1902 Encyclopedia > Architecture > Greek Theatres. Private Houses. Fortifications. Building Materials.

Architecture
(Part 61)



Greek Theatres. Private Houses. Fortifications. Building Materials.

THEATRES – The Greek theatre deserves a short, notice. It was entirely different from ours, having neither pit, boxes, nor roof, except the usual velarium, as a protection from the sun. Its plan was somewhat more than a semicircle, having seats cut out of the side of some hill convenient for the purpose. Round the top was a colonnade, and at the back of the stage was the scena. This and the colonnade combined in an artistic way, must have formed a very effective composition. At first the theatres were of wood; the first of stone, at Athens, having been built , it is said, about the middle of the 4th century. Vitruvius makes some very singular statements as to the acoustic details of the theatres, but they have not been verified, and are not, in fact, quite understood. The theatres at Argos and Ephesus were 450 and 600 feet in diameter respectively, whereas Covent Garden Theatre, London, including the corridors, in only 100 feet.

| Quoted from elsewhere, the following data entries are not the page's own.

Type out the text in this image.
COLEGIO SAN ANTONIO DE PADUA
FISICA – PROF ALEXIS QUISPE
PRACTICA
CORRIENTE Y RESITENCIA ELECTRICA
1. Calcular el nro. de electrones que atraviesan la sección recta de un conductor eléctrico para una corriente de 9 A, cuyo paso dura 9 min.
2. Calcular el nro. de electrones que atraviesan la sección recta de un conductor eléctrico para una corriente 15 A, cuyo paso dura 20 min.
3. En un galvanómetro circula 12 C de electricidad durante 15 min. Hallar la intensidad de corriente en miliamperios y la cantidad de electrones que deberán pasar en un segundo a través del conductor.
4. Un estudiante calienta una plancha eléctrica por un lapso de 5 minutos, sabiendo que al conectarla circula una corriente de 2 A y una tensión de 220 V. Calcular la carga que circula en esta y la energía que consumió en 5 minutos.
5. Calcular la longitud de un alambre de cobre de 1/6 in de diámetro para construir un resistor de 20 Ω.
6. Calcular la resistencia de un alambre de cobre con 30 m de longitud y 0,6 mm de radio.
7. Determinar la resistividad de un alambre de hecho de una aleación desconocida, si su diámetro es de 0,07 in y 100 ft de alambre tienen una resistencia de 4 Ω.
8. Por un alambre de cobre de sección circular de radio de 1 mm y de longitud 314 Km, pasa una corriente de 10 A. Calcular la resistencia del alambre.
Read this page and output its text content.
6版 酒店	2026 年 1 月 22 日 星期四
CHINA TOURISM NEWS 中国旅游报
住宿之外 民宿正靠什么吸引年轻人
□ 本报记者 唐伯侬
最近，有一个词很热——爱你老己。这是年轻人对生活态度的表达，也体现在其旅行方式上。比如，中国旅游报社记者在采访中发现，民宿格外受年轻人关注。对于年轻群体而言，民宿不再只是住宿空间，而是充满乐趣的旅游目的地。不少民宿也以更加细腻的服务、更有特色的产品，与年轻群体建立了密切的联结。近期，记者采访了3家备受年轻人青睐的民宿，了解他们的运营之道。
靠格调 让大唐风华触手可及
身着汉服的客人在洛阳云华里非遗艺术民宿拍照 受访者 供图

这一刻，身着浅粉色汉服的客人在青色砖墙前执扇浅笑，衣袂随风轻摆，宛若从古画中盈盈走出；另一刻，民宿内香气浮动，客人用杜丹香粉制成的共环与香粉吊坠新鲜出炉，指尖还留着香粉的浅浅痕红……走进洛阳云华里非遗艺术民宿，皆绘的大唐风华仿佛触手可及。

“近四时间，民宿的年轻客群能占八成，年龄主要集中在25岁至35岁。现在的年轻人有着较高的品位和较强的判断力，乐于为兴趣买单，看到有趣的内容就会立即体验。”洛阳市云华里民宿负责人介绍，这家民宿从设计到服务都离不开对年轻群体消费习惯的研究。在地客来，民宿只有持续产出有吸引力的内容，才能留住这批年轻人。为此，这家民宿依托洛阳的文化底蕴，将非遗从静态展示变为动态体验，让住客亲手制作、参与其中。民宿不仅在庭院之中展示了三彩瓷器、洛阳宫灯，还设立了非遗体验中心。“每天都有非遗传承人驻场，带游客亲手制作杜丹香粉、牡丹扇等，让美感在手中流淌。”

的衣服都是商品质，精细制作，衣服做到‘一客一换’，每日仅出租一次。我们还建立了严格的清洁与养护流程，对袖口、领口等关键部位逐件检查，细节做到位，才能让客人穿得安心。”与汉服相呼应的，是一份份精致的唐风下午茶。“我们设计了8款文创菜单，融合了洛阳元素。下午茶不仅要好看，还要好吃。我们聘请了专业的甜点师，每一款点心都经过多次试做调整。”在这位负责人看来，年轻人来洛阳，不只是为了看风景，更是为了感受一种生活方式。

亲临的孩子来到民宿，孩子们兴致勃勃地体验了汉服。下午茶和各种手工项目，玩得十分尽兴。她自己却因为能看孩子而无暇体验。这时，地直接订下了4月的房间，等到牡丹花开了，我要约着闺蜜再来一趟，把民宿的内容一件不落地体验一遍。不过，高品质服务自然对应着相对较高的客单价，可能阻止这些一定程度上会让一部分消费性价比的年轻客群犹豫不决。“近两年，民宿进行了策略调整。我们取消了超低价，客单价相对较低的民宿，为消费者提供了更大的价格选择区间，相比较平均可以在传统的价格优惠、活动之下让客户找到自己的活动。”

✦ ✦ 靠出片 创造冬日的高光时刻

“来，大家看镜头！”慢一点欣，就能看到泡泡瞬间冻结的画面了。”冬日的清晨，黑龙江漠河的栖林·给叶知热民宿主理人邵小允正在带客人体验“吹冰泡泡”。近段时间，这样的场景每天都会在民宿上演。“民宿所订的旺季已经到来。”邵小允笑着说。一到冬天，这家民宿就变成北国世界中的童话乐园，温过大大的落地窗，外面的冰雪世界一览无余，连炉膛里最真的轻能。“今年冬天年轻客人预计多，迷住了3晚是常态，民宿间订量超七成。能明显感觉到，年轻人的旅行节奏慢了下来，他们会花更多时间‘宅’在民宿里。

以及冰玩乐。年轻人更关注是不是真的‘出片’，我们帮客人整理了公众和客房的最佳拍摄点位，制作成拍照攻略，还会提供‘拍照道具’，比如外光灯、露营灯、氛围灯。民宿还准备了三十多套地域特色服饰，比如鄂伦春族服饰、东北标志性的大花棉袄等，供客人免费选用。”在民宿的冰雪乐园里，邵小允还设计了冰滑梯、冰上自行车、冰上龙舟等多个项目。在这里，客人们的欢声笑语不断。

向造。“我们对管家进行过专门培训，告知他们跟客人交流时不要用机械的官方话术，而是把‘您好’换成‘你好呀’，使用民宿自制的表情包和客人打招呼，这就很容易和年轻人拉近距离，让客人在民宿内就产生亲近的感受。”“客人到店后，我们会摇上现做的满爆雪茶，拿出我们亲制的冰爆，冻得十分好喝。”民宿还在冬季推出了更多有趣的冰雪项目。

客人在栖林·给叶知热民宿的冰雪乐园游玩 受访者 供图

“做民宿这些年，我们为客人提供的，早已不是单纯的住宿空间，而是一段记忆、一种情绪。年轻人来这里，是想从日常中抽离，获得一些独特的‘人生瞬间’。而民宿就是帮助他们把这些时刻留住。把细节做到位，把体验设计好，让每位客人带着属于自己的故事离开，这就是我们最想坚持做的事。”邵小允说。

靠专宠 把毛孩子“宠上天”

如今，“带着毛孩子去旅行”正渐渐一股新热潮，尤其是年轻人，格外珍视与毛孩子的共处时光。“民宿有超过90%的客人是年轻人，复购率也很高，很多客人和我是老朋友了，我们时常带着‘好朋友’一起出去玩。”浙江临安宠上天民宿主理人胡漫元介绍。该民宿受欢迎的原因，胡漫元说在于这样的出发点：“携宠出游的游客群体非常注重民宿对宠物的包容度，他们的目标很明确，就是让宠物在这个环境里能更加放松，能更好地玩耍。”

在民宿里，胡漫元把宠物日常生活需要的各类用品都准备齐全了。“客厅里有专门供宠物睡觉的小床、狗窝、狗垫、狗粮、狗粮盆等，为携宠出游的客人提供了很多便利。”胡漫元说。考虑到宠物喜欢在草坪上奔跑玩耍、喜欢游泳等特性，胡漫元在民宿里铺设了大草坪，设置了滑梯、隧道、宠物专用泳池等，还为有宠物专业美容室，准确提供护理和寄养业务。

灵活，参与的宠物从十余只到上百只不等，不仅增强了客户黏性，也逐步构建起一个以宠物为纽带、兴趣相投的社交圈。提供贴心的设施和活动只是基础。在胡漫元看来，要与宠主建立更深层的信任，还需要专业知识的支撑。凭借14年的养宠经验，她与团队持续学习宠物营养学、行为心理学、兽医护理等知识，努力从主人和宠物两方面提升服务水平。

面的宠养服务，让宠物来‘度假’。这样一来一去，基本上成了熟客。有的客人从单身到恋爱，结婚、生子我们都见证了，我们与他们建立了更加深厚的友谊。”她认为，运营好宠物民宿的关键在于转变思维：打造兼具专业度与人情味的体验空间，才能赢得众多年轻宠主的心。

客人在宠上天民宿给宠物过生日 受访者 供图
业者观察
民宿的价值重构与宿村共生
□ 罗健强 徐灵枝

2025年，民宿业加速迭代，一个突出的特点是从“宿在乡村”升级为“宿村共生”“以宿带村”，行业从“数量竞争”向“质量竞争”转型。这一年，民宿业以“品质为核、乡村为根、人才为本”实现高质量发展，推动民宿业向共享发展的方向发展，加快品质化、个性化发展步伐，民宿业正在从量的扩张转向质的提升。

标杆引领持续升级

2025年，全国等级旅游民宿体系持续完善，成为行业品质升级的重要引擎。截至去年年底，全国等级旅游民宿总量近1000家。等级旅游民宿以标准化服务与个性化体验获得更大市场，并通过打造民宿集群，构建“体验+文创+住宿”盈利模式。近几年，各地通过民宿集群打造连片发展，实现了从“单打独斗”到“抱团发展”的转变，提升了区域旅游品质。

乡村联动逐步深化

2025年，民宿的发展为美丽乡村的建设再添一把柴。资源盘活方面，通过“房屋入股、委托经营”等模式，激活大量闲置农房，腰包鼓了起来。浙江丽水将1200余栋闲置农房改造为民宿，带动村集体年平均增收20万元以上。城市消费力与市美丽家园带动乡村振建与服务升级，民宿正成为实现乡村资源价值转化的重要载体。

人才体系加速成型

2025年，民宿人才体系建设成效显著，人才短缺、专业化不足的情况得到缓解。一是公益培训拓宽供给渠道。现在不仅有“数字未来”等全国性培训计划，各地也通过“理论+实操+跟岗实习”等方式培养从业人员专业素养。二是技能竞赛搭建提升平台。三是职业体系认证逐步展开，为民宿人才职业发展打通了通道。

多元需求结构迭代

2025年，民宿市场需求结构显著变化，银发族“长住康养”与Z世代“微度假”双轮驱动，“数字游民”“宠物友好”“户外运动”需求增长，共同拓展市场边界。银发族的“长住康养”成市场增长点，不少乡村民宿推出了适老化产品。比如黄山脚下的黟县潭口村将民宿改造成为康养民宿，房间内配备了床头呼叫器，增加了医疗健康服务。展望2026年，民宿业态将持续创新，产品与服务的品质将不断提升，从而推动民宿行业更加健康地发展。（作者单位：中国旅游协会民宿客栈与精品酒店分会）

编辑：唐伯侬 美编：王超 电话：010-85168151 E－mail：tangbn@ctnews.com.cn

HOUSES, &c. – No remains exist of the domestic structures of the Greeks. It may be taken for granted that the houses were less extensive than those of the Romans, as they were a poorer and less luxurious people; but the exquisite beauty of form and decoration which pervades every article of Greek origin, whether coin, medallion, vase, implement of war or husbandry, or even the meanest article of domestic or personal use, is evidence of the fine taste with which their mansions must have been furnished.

FORTIFICATIONS – We have large remains of fortifications in Lycia, though few in Greece proper. They are not so picturesque as the mediaeval, nor we may say, as the Assyrian. They were massively built of masonry, with square towers at intervals, furnished sometimes with a pediment, sometimes with battlements. The doors and windows on the upper floor are still found at Alinda, in Caria. The Greek shield was often sculptured as hung on the walls. A bas-relief from Pinara, in Lycia, gives a complete sketch of the walls, with circular-topped battlements, a postern gate, and various openings, all square-headed; and a door is shown paneled, like our doors.

BUILDING MATERIALS -- In the construction of their edifices the Greeks seldom, if ever, had recourse to foreign materials – the stone used in their temples being almost invariably from the nearest convenient quarries which supplied it of sufficiency good quality. The structures of Athens are built of marble, from the quarries of Pentelicus, and those of Agrigentum, of a fossil conglomerate which the place itself furnished.